I switched to Affinity Photo as an alternative [1] and quite happy with it. It's similar enough to Photoshop that I'm not lost, more polished than Gimp, and only a fraction of the price. Their forum is also quite good for support.
Affinity Photo and Designer are great tools, they are cross-platform (although you have to purchase them separately), and regularly go on sale (I bought both for 70$ total).
I have yet to find a task I used to use Photoshop or Illustrator for that I can't do with these. I am not a hardcore or super advanced user, but that's why it works for me.
Pretty sure there are lots of valid definitions of "cross-platform", and I will say again that context matters.
If I'm talking about a mobile app and I say "cross-platform" I probably meant iOS and Android. It would be strange to say "what about Linux??" in that context.
So here we are talking about competitors to Adobe products, where "cross-platform" means Windows and Mac, so when I say "cross-platform" in this context, I am also referring to that same set of platforms.
With linux desktop use at ~1.5% and dropping, at some point it becomes bad business to support it.
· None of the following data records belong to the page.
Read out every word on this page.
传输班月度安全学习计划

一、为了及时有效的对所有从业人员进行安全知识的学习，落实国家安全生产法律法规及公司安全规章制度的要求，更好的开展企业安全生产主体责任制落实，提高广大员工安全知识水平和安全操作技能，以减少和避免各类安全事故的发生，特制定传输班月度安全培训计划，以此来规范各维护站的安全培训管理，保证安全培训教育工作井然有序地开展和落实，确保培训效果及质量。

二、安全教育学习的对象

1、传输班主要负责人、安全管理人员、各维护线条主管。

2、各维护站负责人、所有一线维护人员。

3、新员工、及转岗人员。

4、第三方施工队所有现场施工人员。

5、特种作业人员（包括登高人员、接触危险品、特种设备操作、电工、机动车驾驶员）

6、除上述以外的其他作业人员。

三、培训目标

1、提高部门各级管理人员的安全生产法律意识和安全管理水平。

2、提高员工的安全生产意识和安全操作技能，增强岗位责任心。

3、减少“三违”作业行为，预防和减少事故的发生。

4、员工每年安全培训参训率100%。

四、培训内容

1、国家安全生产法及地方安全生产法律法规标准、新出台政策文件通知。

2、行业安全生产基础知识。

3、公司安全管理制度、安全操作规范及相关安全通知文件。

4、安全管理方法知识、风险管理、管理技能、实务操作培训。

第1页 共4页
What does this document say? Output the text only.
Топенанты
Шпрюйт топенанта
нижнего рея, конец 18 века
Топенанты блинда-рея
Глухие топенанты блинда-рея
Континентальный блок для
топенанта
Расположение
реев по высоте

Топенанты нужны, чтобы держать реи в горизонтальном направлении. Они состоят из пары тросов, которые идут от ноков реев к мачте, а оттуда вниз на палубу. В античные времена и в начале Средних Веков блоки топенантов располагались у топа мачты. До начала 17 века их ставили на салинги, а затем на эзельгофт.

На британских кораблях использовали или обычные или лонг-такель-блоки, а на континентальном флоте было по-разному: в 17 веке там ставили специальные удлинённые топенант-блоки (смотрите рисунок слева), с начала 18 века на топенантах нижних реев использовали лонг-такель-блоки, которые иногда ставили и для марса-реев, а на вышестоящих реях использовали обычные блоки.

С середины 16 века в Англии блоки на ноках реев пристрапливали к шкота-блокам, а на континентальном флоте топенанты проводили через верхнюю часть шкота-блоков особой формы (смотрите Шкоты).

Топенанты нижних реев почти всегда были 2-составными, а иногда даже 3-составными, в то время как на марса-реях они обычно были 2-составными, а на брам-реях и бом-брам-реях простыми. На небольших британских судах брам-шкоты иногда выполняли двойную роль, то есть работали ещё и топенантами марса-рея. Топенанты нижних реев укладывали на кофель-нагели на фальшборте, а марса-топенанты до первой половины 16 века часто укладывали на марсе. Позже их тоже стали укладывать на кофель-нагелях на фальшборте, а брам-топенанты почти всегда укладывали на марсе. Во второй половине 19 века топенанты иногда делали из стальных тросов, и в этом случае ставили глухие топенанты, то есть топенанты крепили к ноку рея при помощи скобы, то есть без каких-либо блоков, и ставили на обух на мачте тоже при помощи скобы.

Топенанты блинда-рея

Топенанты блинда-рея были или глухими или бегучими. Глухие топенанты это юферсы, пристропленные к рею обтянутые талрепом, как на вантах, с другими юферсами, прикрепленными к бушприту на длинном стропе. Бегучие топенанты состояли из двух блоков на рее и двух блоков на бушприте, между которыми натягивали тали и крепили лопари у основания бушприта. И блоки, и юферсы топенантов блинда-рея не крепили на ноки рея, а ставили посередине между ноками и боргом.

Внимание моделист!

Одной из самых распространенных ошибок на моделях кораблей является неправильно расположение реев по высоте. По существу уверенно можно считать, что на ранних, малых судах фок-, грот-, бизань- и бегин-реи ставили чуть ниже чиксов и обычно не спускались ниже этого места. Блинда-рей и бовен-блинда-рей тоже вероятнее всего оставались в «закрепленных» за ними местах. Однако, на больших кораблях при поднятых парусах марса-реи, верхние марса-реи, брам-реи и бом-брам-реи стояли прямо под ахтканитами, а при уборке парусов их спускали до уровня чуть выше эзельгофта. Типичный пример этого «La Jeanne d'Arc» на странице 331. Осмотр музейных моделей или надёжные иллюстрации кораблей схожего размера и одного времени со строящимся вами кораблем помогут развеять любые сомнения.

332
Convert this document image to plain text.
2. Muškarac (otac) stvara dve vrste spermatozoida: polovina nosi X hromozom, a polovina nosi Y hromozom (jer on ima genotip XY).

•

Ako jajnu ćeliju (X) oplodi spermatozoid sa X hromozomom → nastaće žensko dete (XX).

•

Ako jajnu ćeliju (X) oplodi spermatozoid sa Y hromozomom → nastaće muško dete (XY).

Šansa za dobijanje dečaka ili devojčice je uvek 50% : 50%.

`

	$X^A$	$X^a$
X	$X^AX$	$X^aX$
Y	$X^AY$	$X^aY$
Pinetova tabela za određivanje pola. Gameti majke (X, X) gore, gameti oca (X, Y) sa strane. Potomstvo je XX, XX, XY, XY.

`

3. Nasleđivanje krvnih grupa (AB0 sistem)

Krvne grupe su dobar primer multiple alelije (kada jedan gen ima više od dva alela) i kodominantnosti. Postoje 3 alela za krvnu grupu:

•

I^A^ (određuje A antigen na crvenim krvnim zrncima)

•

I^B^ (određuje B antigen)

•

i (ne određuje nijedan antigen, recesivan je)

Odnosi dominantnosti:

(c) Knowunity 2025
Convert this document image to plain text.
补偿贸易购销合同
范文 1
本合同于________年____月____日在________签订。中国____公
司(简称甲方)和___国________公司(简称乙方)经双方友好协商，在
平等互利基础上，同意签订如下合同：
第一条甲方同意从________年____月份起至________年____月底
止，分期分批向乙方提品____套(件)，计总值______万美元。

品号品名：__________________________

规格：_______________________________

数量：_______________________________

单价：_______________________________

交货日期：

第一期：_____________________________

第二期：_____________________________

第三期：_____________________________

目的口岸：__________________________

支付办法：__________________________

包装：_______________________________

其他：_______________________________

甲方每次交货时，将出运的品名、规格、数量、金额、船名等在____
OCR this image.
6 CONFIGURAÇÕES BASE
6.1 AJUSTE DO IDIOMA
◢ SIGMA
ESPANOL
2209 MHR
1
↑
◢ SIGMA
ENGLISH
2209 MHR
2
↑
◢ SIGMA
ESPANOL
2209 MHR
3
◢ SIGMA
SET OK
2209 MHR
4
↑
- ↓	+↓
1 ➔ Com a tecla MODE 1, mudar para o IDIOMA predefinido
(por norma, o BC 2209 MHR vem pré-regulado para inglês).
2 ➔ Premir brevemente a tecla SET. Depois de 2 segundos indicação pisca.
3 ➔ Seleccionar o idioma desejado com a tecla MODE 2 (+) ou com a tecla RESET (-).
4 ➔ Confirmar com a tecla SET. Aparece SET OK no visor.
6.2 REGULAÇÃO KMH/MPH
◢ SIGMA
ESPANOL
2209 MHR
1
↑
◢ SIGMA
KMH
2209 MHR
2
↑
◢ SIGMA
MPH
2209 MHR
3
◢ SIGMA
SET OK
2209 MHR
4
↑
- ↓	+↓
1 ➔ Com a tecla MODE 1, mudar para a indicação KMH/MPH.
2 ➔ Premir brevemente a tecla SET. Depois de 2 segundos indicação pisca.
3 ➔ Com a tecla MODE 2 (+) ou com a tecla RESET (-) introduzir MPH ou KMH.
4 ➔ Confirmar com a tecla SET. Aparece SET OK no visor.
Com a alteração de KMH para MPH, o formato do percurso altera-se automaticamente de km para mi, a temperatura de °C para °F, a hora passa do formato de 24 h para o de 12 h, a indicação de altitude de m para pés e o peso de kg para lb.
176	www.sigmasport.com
It's not adobe's job to pick OS's for their users, it's their job to support the OS's that their users use. And their users are about 99% Windows/Mac it seems.
When you cover about 98-99% of your users platforms, I think you're cross platform.
Otherwise, we could define a cross-platform slippery slope such that no software has ever achieved it. There's always another platform you didn't support.
I mean, yes. Functional cross-platform doesn't mean "every single platform ever", and hitting 98% is a fantastic target.
Listen, I love linux, and it's not MY fault that the year of the Linux Desktop never came and that its marketshare has continued to fall against its competitors.